Tempels Van Abu Simbel - Historische Bezienswaardigheden Van Egypte

Auteur: | Laatst Bijgewerkt:

De Abu Simbel-tempels zijn twee rotstempels in Nubia, Egypte, nabij de grens tussen Soedan en Egypte. De massieve rotstempels zijn een opmerkelijk testament van de oude Egyptische beschaving en werden in 1979 aangewezen als UNESCO-werelderfgoed. Volgens de plaatselijke legende zijn de tempels vernoemd naar een lokale jongen die de eerste Europese ontdekkingsreizigers in de vroege 19 eeuw naar de site leidde.

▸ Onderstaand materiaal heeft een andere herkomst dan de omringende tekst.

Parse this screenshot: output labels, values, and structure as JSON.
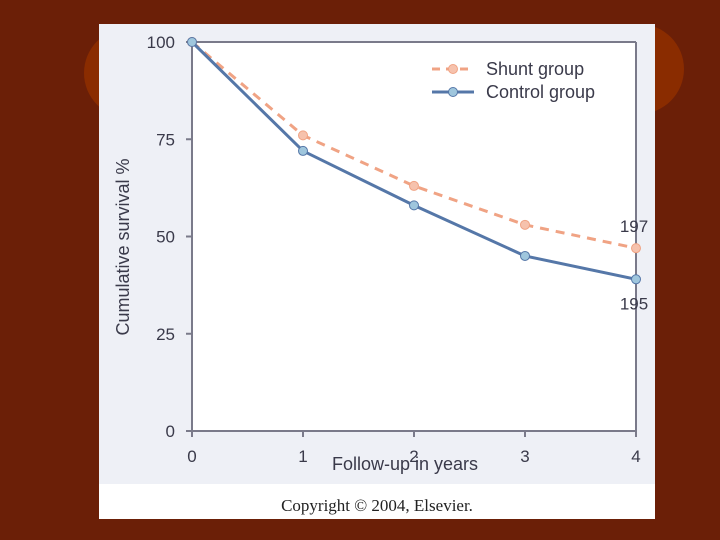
{
  "chart_data": {
    "type": "line",
    "x": [
      0,
      1,
      2,
      3,
      4
    ],
    "series": [
      {
        "name": "Shunt group",
        "values": [
          100,
          76,
          63,
          53,
          47
        ],
        "color": "#f0a384",
        "style": "dashed",
        "end_label": "197"
      },
      {
        "name": "Control group",
        "values": [
          100,
          72,
          58,
          45,
          39
        ],
        "color": "#5577a8",
        "style": "solid",
        "end_label": "195"
      }
    ],
    "xlabel": "Follow-up in years",
    "ylabel": "Cumulative survival %",
    "xlim": [
      0,
      4
    ],
    "ylim": [
      0,
      100
    ],
    "xticks": [
      "0",
      "1",
      "2",
      "3",
      "4"
    ],
    "yticks": [
      "0",
      "25",
      "50",
      "75",
      "100"
    ],
    "legend_position": "top-right",
    "grid": false
  },
  "copyright": "Copyright © 2004, Elsevier.",
  "colors": {
    "background": "#6b1f07",
    "plot_background": "#eef0f6",
    "axis": "#7a7a8a",
    "marker_fill_shunt": "#f6c2ad",
    "marker_fill_control": "#9fc6dd"
  }
}
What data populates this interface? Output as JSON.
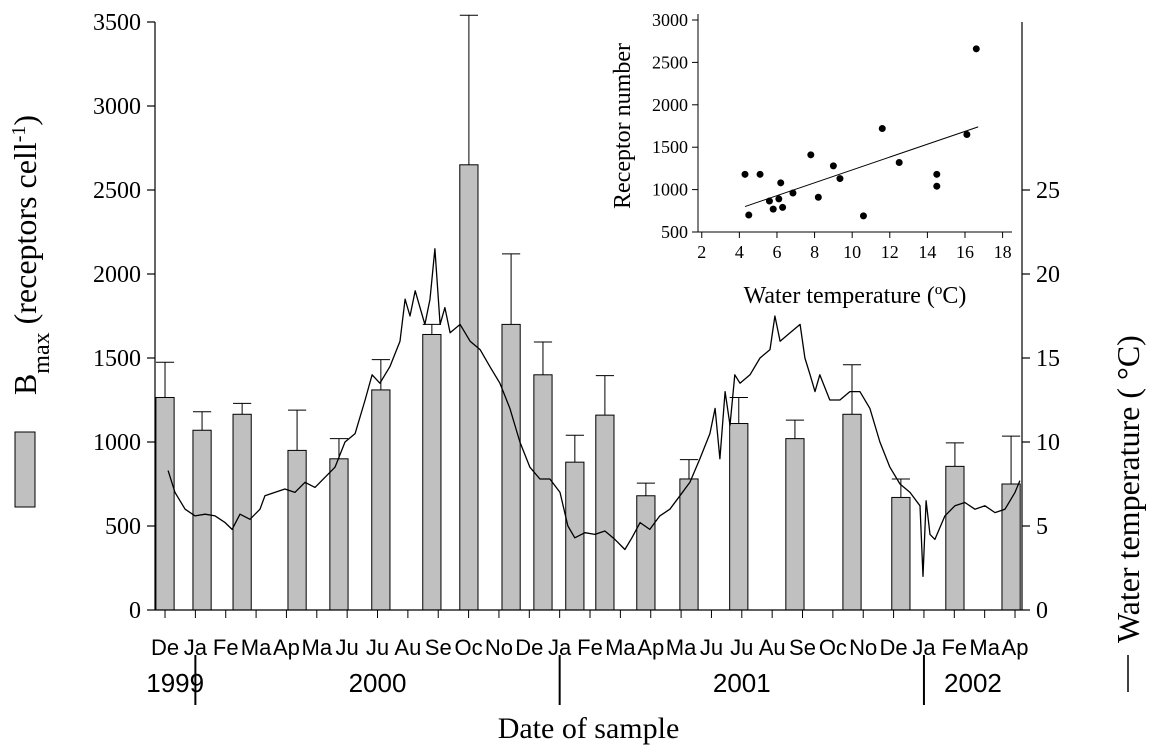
{
  "chart_data": [
    {
      "type": "bar-line",
      "ylabel_parts": [
        "B",
        "max",
        " (receptors cell",
        "-1",
        ")"
      ],
      "y2label": "Water temperature ( °C)",
      "xlabel": "Date of sample",
      "xlim": [
        -0.33,
        28.23
      ],
      "xticks": [
        {
          "value": 0,
          "label": "De"
        },
        {
          "value": 1,
          "label": "Ja"
        },
        {
          "value": 2,
          "label": "Fe"
        },
        {
          "value": 3,
          "label": "Ma"
        },
        {
          "value": 4,
          "label": "Ap"
        },
        {
          "value": 5,
          "label": "Ma"
        },
        {
          "value": 6,
          "label": "Ju"
        },
        {
          "value": 7,
          "label": "Ju"
        },
        {
          "value": 8,
          "label": "Au"
        },
        {
          "value": 9,
          "label": "Se"
        },
        {
          "value": 10,
          "label": "Oc"
        },
        {
          "value": 11,
          "label": "No"
        },
        {
          "value": 12,
          "label": "De"
        },
        {
          "value": 13,
          "label": "Ja"
        },
        {
          "value": 14,
          "label": "Fe"
        },
        {
          "value": 15,
          "label": "Ma"
        },
        {
          "value": 16,
          "label": "Ap"
        },
        {
          "value": 17,
          "label": "Ma"
        },
        {
          "value": 18,
          "label": "Ju"
        },
        {
          "value": 19,
          "label": "Ju"
        },
        {
          "value": 20,
          "label": "Au"
        },
        {
          "value": 21,
          "label": "Se"
        },
        {
          "value": 22,
          "label": "Oc"
        },
        {
          "value": 23,
          "label": "No"
        },
        {
          "value": 24,
          "label": "De"
        },
        {
          "value": 25,
          "label": "Ja"
        },
        {
          "value": 26,
          "label": "Fe"
        },
        {
          "value": 27,
          "label": "Ma"
        },
        {
          "value": 28,
          "label": "Ap"
        }
      ],
      "years": [
        "1999",
        "2000",
        "2001",
        "2002"
      ],
      "year_breaks": [
        1,
        13,
        25
      ],
      "ylim": [
        0,
        3500
      ],
      "yticks": [
        0,
        500,
        1000,
        1500,
        2000,
        2500,
        3000,
        3500
      ],
      "y2lim": [
        0,
        35
      ],
      "y2ticks": [
        0,
        5,
        10,
        15,
        20,
        25
      ],
      "series": [
        {
          "type": "bar",
          "color": "#c0c0c0",
          "x": [
            0,
            1.22,
            2.54,
            4.35,
            5.73,
            7.11,
            8.79,
            10.01,
            11.4,
            12.45,
            13.5,
            14.49,
            15.84,
            17.26,
            18.9,
            20.75,
            22.63,
            24.24,
            26.02,
            27.87
          ],
          "values": [
            1265,
            1070,
            1165,
            950,
            900,
            1310,
            1640,
            2650,
            1700,
            1400,
            880,
            1160,
            680,
            780,
            1110,
            1020,
            1165,
            670,
            855,
            750
          ],
          "errors": [
            210,
            110,
            65,
            240,
            120,
            180,
            60,
            890,
            420,
            195,
            160,
            235,
            75,
            115,
            155,
            110,
            295,
            110,
            140,
            285
          ]
        },
        {
          "type": "line",
          "axis": "y2",
          "color": "#000000",
          "x": [
            0.1,
            0.33,
            0.66,
            0.99,
            1.32,
            1.65,
            1.98,
            2.21,
            2.47,
            2.8,
            3.13,
            3.29,
            3.62,
            3.95,
            4.28,
            4.61,
            4.94,
            5.27,
            5.6,
            5.93,
            6.26,
            6.59,
            6.82,
            7.08,
            7.41,
            7.74,
            7.91,
            8.07,
            8.24,
            8.4,
            8.56,
            8.73,
            8.89,
            9.06,
            9.22,
            9.39,
            9.72,
            10.05,
            10.38,
            10.7,
            11.03,
            11.36,
            11.69,
            12.02,
            12.35,
            12.68,
            13.01,
            13.27,
            13.5,
            13.83,
            14.16,
            14.49,
            14.82,
            15.15,
            15.38,
            15.65,
            15.97,
            16.3,
            16.63,
            16.96,
            17.29,
            17.62,
            17.95,
            18.12,
            18.28,
            18.45,
            18.61,
            18.77,
            18.94,
            19.27,
            19.6,
            19.93,
            20.09,
            20.26,
            20.59,
            20.92,
            21.08,
            21.25,
            21.41,
            21.57,
            21.9,
            22.23,
            22.56,
            22.89,
            23.22,
            23.55,
            23.88,
            24.21,
            24.54,
            24.87,
            24.97,
            25.07,
            25.2,
            25.36,
            25.69,
            26.02,
            26.35,
            26.68,
            27.01,
            27.34,
            27.67,
            28.0,
            28.16
          ],
          "values": [
            8.3,
            7.0,
            6.0,
            5.6,
            5.7,
            5.6,
            5.2,
            4.8,
            5.7,
            5.4,
            6.0,
            6.8,
            7.0,
            7.2,
            7.0,
            7.6,
            7.3,
            7.9,
            8.5,
            10.0,
            10.5,
            12.5,
            14.0,
            13.5,
            14.5,
            16.0,
            18.5,
            17.5,
            19.0,
            18.0,
            17.0,
            18.5,
            21.5,
            17.0,
            18.0,
            16.5,
            17.0,
            16.0,
            15.5,
            14.5,
            13.5,
            12.0,
            10.0,
            8.5,
            7.8,
            7.8,
            7.0,
            5.0,
            4.3,
            4.6,
            4.5,
            4.7,
            4.2,
            3.6,
            4.3,
            5.2,
            4.8,
            5.6,
            6.0,
            6.8,
            7.6,
            9.0,
            10.5,
            12.0,
            9.0,
            13.0,
            11.0,
            14.0,
            13.5,
            14.0,
            15.0,
            15.5,
            17.5,
            16.0,
            16.5,
            17.0,
            15.0,
            14.0,
            13.0,
            14.0,
            12.5,
            12.5,
            13.0,
            13.0,
            12.0,
            10.0,
            8.5,
            7.5,
            7.0,
            6.2,
            2.0,
            6.5,
            4.5,
            4.2,
            5.6,
            6.2,
            6.4,
            6.0,
            6.2,
            5.8,
            6.0,
            7.0,
            7.7
          ]
        }
      ]
    },
    {
      "type": "scatter",
      "xlabel": "Water temperature (ºC)",
      "ylabel": "Receptor number",
      "xlim": [
        1.8,
        18.5
      ],
      "ylim": [
        500,
        3000
      ],
      "xticks": [
        2,
        4,
        6,
        8,
        10,
        12,
        14,
        16,
        18
      ],
      "yticks": [
        500,
        1000,
        1500,
        2000,
        2500,
        3000
      ],
      "color": "#000000",
      "x": [
        4.3,
        4.5,
        5.1,
        5.6,
        5.8,
        6.2,
        6.1,
        6.3,
        6.85,
        7.8,
        8.2,
        9.0,
        9.35,
        10.6,
        11.6,
        12.5,
        14.5,
        14.5,
        16.1,
        16.6
      ],
      "values": [
        1180,
        700,
        1180,
        865,
        770,
        1080,
        890,
        790,
        960,
        1410,
        910,
        1280,
        1130,
        690,
        1720,
        1320,
        1180,
        1040,
        1650,
        2660
      ],
      "fit": {
        "x": [
          4.3,
          16.7
        ],
        "values": [
          800,
          1740
        ]
      }
    }
  ]
}
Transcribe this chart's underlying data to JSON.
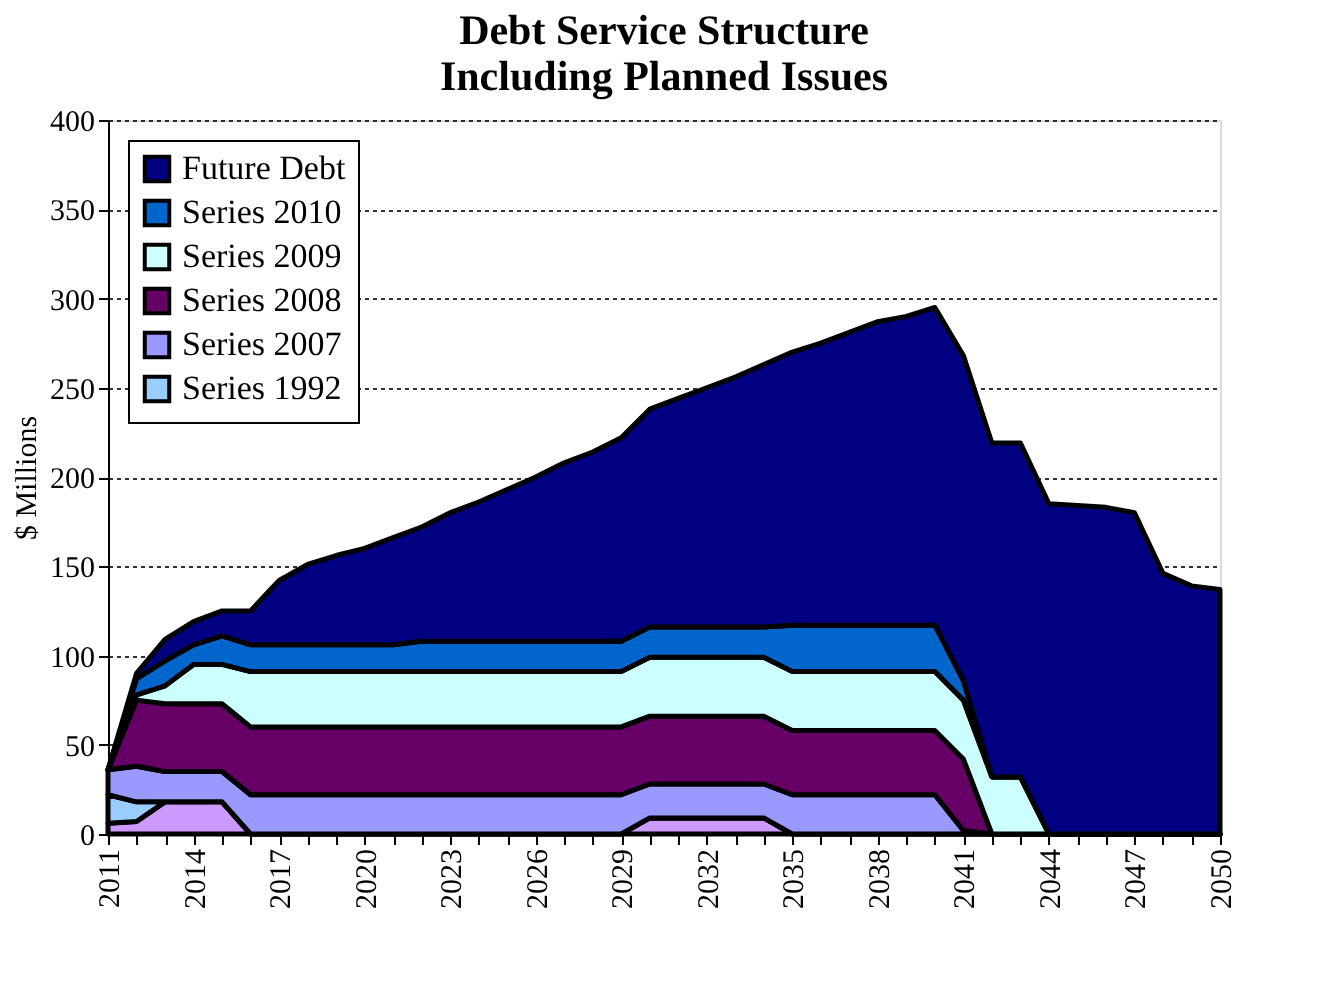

Geschiedenis van de tempels van Abu Simbel

De Abu Simbel-tempels werden gebouwd tijdens het bewind van Farao Ramesses II rond 1264 BCE. De farao gaf opdracht tot de bouw van de monumenten als een herdenking van zijn overwinning tegen het Hettitische rijk geleid door de oude stad Kadesh tijdens de slag om Kadesh in mei 1274 BCE. De tempels waren ook bedoeld om Egyptische religieuze superioriteit aan de buren te laten zien. Archeologen en historici geloven dat het 20 jaren kostte om de tempels te voltooien die waren gewijd aan de Egyptische goden Ptah en Ra-Horakhty.

De twee tempels

De Abu Simbel-tempels bestaan ​​uit twee enorme tempels, de Grote Tempel en de Kleine Tempel. De Grote Tempel is de grootste van de twee tempels met een hoogte van 98-voet en 115-voet in de lengte. De ingang beschikt over vier enorme beelden, twee aan elke kant die lijken op Farao Ramesses II. Verschillende kleinere beelden bevinden zich ook op de ingang die lijkt op de vijanden versloeg door de farao. Het interieur van de Grote Tempel is versierd met talrijke gravures die de Egyptische overwinning tegen de Hettieten afschilderen. De kleine tempel staat 40 voeten in de hoogte en 92 voeten in de lengte en is opgedragen aan Koningin Nefertari. De ingang van de tempel heeft zes massieve colossi, vier beelden van farao Ramesses II en twee van zijn koningin Nefertari. Het interieur van de Kleine Tempel is versierd met vele gravures van de farao en zijn koningin die offers brengen aan de Egyptische goden.

19th Century Rediscovery

Nadat het vele eeuwen was verlaten, werden de tempels begraven in woestijnzand. In 1813 herontdekte een Zwitserse ontdekkingsreiziger Burckhardt de plaats van de tempels en werd naar verluidt naar de locatie geleid door een jonge lokale jongen die bekend was als Abu Simbel. Hoewel ze onder de indruk waren, hadden de Zwitsers niet de capaciteit om de tempels uit te graven en later ontdekte ze medeweteraar Giovanni Belzoni over zijn ontdekking. Giovanni reisde later naar de site in 1817 en ontgraven het zand van de tempel (sommige historici geloven dat Giovanni ook de tempels heeft geplunderd).

Verhuizing van de tempels van Abu Simbel

In de 1960s begon de Egyptische regering plannen om de Aswan High Dam op de rivier de Nijl te bouwen. De resulterende stijgende waterstanden leidden tot een bedreiging voor de Abu Simbel-tempels. Vervolgens werd een internationale campagne gelanceerd om financiering te zoeken om de oude tempels te verplaatsen. In 1964 werd een massale verplaatsingsoperatie geïnitieerd waarbij specialisten uit vele landen betrokken waren, waaronder archeologen, zware machinebedieners en technici die allemaal onder de vlag van UNESCO werkten. De operatie hield in dat de slapen op hoge grond boven 200 voeten boven de oorspronkelijke locatie werden geplaatst. Het verplaatsingsproces was op een ongekende schaal waarbij het hele proces meer dan $ 40 miljoen kostte en de ontmanteling van de tempels in 20-ton-blokken betrof en ze opnieuw werden geassembleerd. De verhuizing van de tempels van Abu Simbel werd voltooid in 1968.